O. Mazerolle : On lit beaucoup, dans « l'Humanité », des déclarations de militants de base, pas seulement communistes d'ailleurs, qui disent : il n'y a pas de politique de gauche crédible. Cela veut dire que ce que présente le Parti socialiste ne vous paraît pas suffisant ?

A. Bocquet : Le Parti socialiste a sa politique, a son programme. Certes, nous ne partageons pas toutes les analyses et toutes les propositions du Parti socialiste.

O. Mazerolle : Notamment sur l'Europe ?

A. Bocquet : Effectivement, il y a un débat de fond sur l'Europe et ce débat de fond sur l'Europe ne peut être tranché que par les citoyens eux-mêmes. Nous sommes actuellement dans une campagne de pétitions, nous voulons recueillir un million de signatures pour qu’il y ait dans ce pays un référendum à propos du passage à la monnaie unique, nous en sommes actuellement à plus de 300 000 signatures et il y a un écho très favorable dans le pays. Il y a d'ailleurs des représentants de différentes forces – et je pense cela à Jean-Pierre Chevènement mais même à M. Schumann – qui disent : il faut un référendum, il faut que le peuple de la France, dès que son avenir est engagé, puisse se prononcer. C'est pourquoi, dans ce grand débat démocratique, dans cette grande discussion, à la fois le débat à propos du changement dans ces assises que nous organisons, à la fois avec cette pétition pour obtenir le référendum, nous contribuons en ce qui nous concerne, nous communistes, à faire élever le niveau de cette volonté.

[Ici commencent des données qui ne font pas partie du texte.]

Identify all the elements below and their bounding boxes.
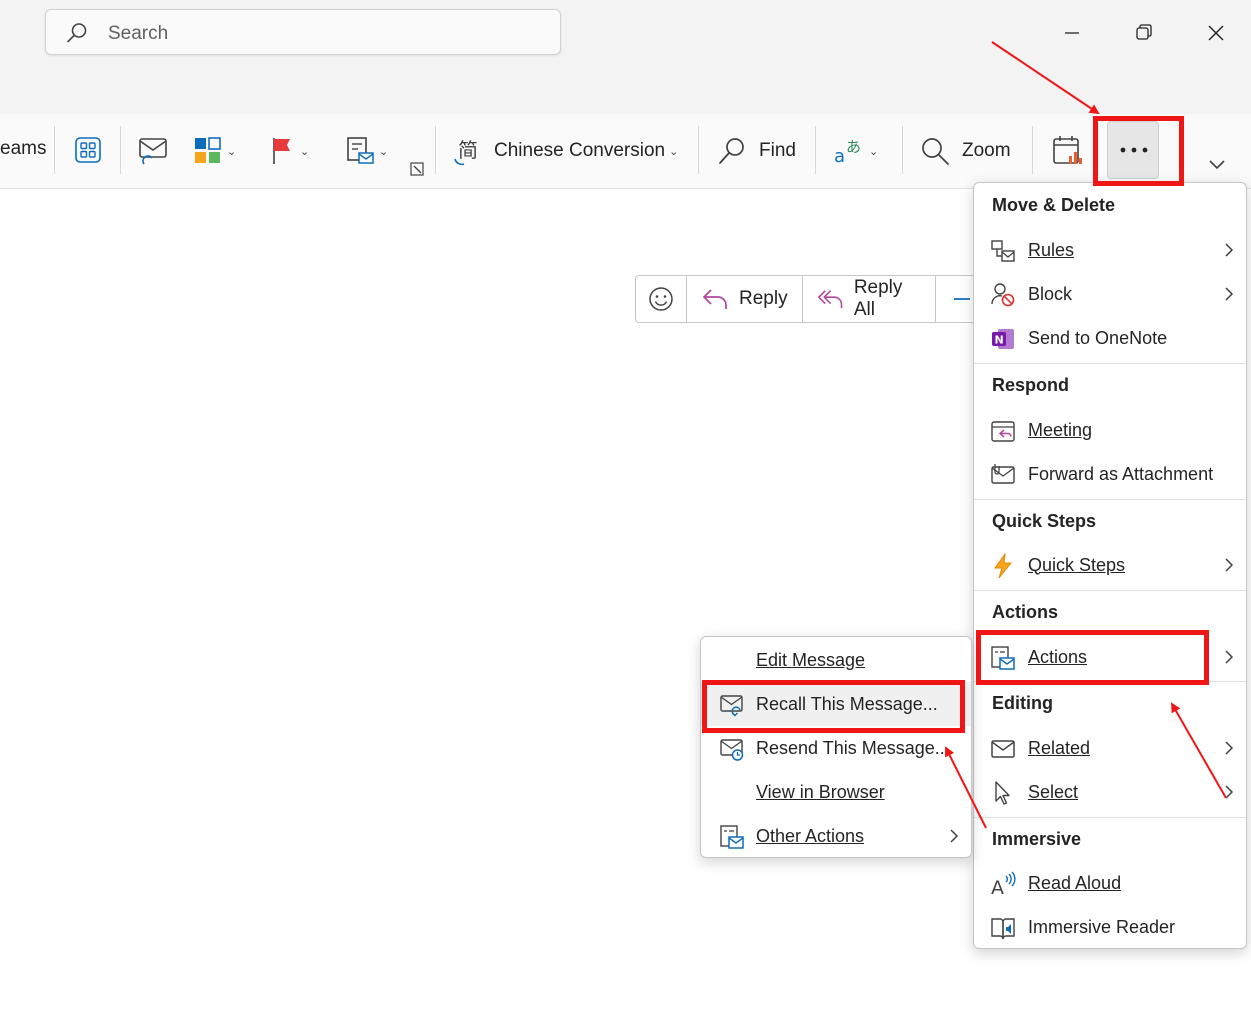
arrow-to-actions <box>1171 702 1227 799</box>
arrow-to-more-options <box>991 41 1100 115</box>
annotation-arrows <box>945 41 1227 829</box>
arrow-to-recall <box>945 746 987 829</box>
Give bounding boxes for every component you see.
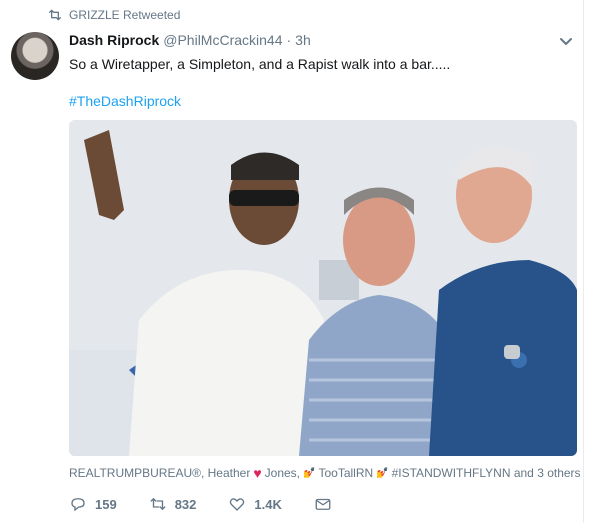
retweet-count: 832	[174, 496, 197, 512]
author-name[interactable]: Dash Riprock	[69, 32, 159, 48]
reply-button[interactable]: 159	[69, 495, 117, 513]
right-divider	[583, 0, 584, 523]
mail-icon	[315, 498, 331, 510]
separator: ·	[286, 32, 292, 48]
likers-names-4: #ISTANDWITHFLYNN and 3 others	[391, 466, 581, 480]
likers-names-3: TooTallRN	[318, 466, 374, 480]
nail-polish-emoji: 💅	[376, 467, 389, 479]
like-count: 1.4K	[254, 496, 282, 512]
reply-icon	[71, 498, 85, 512]
retweet-icon	[49, 9, 61, 21]
tweet-photo[interactable]	[69, 120, 577, 456]
avatar[interactable]	[11, 32, 59, 80]
tweet-text: So a Wiretapper, a Simpleton, and a Rapi…	[69, 56, 451, 72]
retweet-context: GRIZZLE Retweeted	[47, 7, 180, 23]
retweet-button[interactable]: 832	[149, 495, 197, 513]
nail-polish-emoji: 💅	[303, 467, 316, 479]
heart-icon	[230, 498, 245, 511]
timestamp[interactable]: 3h	[295, 32, 311, 48]
hashtag-link[interactable]: #TheDashRiprock	[69, 93, 181, 109]
retweet-icon	[150, 498, 166, 510]
tweet-header: Dash Riprock @PhilMcCrackin44 · 3h	[69, 32, 311, 48]
reply-count: 159	[95, 496, 117, 512]
tweet-actions: 159 832 1.4K	[69, 495, 364, 513]
direct-message-button[interactable]	[314, 495, 332, 513]
likers-names-1: REALTRUMPBUREAU®, Heather	[69, 466, 251, 480]
likers-names-2: Jones,	[264, 466, 301, 480]
heart-emoji: ♥	[253, 465, 262, 481]
photo-illustration	[69, 120, 577, 456]
retweet-context-text[interactable]: GRIZZLE Retweeted	[69, 8, 180, 22]
like-button[interactable]: 1.4K	[228, 495, 282, 513]
chevron-down-icon[interactable]	[558, 33, 574, 49]
author-handle[interactable]: @PhilMcCrackin44	[163, 32, 282, 48]
liked-by-row[interactable]: REALTRUMPBUREAU®, Heather ♥ Jones, 💅 Too…	[69, 465, 581, 481]
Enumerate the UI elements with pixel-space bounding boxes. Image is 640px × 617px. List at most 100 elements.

O. Mazerolle : Est-ce que le « À gauche toute ! » que vous préconisez est compatible avec le réalisme de gauche dont Lionel Jospin pense qu'il est absolument nécessaire pour pouvoir gagner les élections ?

A. Bocquet : Vous savez, il y a un proverbe qui dit que ce sont les passants qui font le chemin et, nous, nous considérons que c'est d'abord les citoyens, les gens eux-mêmes qui décideront de ce que sera l'avenir. Et nous voulons apporter notre modeste contribution à ce que les Françaises et les Français décident de leur avenir.

O. Mazerolle : Vous voulez vraiment prendre le pouvoir pour gouverner avec d'autres partis de gauche ou vous voulez rester dans une opposition radicale et dire : il faut faire autre chose ?

A. Bocquet : Nous voulons simplement que le peuple ait le pouvoir et que tout ce qui se décidera demain soit conforme à sa volonté, à son désir de changement qui est très profond et ardent dans le pays.